EV em dose de ataque, seguida dose de manutenção, pelo tempo necessário até a melhora clínica. As doses recomendadas estão disponíveis no Quadro 2.

Glicocorticoides em excesso costumam resultar em retardo de crescimento, ganho de peso maior que o esperado, hipertensão arterial, além de outros efeitos colaterais, como estrias vinhosas e osteopenia, características de Síndrome de Cushing, por este motivo os pacientes devem ser cuidadosamente monitorados (Speiser; White, 2003; Speiser et al., 2010). Glicocorticoides em doses abaixo do necessário para tratamento resultam em insuficiência adrenal e excesso de produção de androgênios e aceleração da maturação óssea, com prejuízo na

estatura final (Speiser et al., 2010; Marumudi et al., 2013). O monitoramento do tratamento medicamentoso deve ser feito com avaliações clínicas e laboratoriais periódicas, como medidas auxológicas, desenvolvimento neuropsicomotor, sinais de virilização da genitália, pilificação e acne. Dosagem de 17-OHP, androstenediona, testosterona são os melhores indicadores para adequação das doses de glicocorticoide (Speiser et al., 2010). Renina, aldosterona, sódio, potássio são exames laboratoriais que auxiliam na titulação das doses dos medicamentos (Clayton et al., 2002). A medida de ACTH não é útil para diagnóstico e nem para ajuste do tratamento dos pacientes com HAC, pois, mesmo quando estão com o tratamento em dose adequada, geralmente apresentam uma discreta elevação nos níveis de ACTH (Speiser et al., 2010). Após os dois anos de idade, as crianças devem também realizar radiografia para avaliação da idade óssea anualmente, e monitorá-la cuidadosamente relacionando-a ao crescimento linear (Speiser; White, 2003; Speiser et al., 2010).

QUADRO 2 - DOSES DE ATAQUE E MANUTENÇÂO DE HIDROCORTISONA PARA PROFOLAXIA E TRATAMENTO DA CRISE DE PERDA DE SAL

IDADE DOSE DE ATAQUE DOSE DE MANUTENÇÃO Menores de 3 anos 25 mg 25-30 mg/dia

3 a 12 anos 50 mg 50-60 mg/dia Adultos e Adolescentes 100 mg 100 mg/ dia

FONTE: Clayton et al. (2002); Speiser et al. (2010).

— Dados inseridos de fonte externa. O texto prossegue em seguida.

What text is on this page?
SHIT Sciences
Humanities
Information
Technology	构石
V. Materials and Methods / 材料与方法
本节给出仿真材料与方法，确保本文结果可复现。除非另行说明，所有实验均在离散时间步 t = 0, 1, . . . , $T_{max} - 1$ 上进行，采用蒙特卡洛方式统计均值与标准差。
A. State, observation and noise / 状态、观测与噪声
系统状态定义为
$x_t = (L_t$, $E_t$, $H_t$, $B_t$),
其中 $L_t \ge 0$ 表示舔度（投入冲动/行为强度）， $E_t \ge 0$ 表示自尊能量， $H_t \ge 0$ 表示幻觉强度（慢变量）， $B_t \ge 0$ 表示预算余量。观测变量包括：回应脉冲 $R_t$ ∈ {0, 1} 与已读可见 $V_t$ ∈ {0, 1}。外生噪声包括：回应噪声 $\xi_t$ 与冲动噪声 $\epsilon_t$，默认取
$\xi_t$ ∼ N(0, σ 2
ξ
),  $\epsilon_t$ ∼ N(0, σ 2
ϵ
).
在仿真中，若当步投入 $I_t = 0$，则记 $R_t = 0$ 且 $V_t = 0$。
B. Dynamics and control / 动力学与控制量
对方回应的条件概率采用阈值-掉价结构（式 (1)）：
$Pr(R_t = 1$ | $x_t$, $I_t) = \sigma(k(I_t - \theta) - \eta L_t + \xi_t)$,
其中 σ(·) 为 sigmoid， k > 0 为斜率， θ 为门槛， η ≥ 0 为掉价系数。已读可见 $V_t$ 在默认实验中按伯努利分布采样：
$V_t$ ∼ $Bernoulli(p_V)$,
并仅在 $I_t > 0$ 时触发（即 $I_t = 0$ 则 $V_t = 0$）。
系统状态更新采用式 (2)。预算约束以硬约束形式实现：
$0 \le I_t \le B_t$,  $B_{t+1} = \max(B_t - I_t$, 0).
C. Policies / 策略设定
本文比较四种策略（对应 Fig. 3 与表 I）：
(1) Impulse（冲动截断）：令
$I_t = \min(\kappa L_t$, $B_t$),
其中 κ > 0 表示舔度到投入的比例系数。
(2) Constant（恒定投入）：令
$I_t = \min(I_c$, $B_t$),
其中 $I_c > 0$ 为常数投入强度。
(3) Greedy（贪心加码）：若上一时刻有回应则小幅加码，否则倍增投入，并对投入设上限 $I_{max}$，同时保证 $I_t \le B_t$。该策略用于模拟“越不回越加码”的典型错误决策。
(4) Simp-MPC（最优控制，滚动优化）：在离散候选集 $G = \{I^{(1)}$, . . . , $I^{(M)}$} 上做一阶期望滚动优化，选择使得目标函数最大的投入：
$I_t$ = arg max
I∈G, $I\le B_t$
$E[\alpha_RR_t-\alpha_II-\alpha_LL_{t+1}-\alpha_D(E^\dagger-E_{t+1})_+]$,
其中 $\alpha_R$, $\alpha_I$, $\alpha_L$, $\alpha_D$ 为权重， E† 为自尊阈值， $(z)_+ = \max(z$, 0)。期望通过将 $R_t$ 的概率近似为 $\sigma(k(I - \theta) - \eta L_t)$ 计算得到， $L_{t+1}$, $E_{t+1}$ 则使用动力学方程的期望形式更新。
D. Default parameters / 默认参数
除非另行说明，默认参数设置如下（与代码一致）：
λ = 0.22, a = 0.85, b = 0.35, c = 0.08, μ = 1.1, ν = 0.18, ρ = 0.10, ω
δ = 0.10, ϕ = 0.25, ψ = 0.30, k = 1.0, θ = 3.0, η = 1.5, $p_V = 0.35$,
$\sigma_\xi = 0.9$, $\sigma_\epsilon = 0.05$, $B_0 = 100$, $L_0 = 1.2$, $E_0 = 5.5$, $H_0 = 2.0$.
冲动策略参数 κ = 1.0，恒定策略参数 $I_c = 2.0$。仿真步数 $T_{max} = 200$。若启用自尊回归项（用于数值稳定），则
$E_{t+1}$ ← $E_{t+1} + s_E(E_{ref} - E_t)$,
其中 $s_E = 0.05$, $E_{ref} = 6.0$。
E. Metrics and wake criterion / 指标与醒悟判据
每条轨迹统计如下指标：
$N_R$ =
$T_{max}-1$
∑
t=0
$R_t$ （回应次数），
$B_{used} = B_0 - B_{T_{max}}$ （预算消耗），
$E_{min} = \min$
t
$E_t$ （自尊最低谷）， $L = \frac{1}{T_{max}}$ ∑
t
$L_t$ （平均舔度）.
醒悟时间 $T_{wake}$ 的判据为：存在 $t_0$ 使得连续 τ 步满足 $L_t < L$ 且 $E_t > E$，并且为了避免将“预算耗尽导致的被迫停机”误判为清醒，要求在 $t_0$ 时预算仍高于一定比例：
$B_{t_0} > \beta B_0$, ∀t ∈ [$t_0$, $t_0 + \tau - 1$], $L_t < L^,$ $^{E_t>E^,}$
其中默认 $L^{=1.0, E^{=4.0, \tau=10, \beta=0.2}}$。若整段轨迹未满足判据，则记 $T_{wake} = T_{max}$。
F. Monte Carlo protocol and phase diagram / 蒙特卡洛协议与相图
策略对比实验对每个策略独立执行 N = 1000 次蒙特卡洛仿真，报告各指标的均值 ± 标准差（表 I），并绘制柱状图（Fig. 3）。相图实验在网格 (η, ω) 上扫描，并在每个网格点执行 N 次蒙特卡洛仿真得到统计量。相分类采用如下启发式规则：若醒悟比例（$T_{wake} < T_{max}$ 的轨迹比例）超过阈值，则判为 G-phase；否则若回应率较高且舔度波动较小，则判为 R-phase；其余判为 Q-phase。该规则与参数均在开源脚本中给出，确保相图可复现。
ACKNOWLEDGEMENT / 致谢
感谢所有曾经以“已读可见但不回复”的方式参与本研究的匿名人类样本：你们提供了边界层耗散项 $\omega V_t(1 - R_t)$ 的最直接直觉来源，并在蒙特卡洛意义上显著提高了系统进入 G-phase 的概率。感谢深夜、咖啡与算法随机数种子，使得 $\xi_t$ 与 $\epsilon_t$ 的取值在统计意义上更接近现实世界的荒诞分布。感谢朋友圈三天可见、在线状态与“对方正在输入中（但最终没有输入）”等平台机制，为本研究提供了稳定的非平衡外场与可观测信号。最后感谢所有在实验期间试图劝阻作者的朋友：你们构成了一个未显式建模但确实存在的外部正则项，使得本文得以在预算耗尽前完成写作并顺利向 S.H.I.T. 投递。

As meninas com virilização da genitália externa muitas vezes requerem cirurgia para correção. A alteração da genitália é um fator de estresse familiar importante, assim como o diagnóstico de uma doença crônica. Desta forma, o tratamento e acompanhamento da HAC-D21OH deve ser feito por uma equipe interdisciplinar, compondo a equipe endocrinologista pediátrico, cirurgião pediátrico experiente, geneticista, psicólogo e assistente social (Clayton et al., 2002; Speiser; White, 2003; Speiser et al., 2010).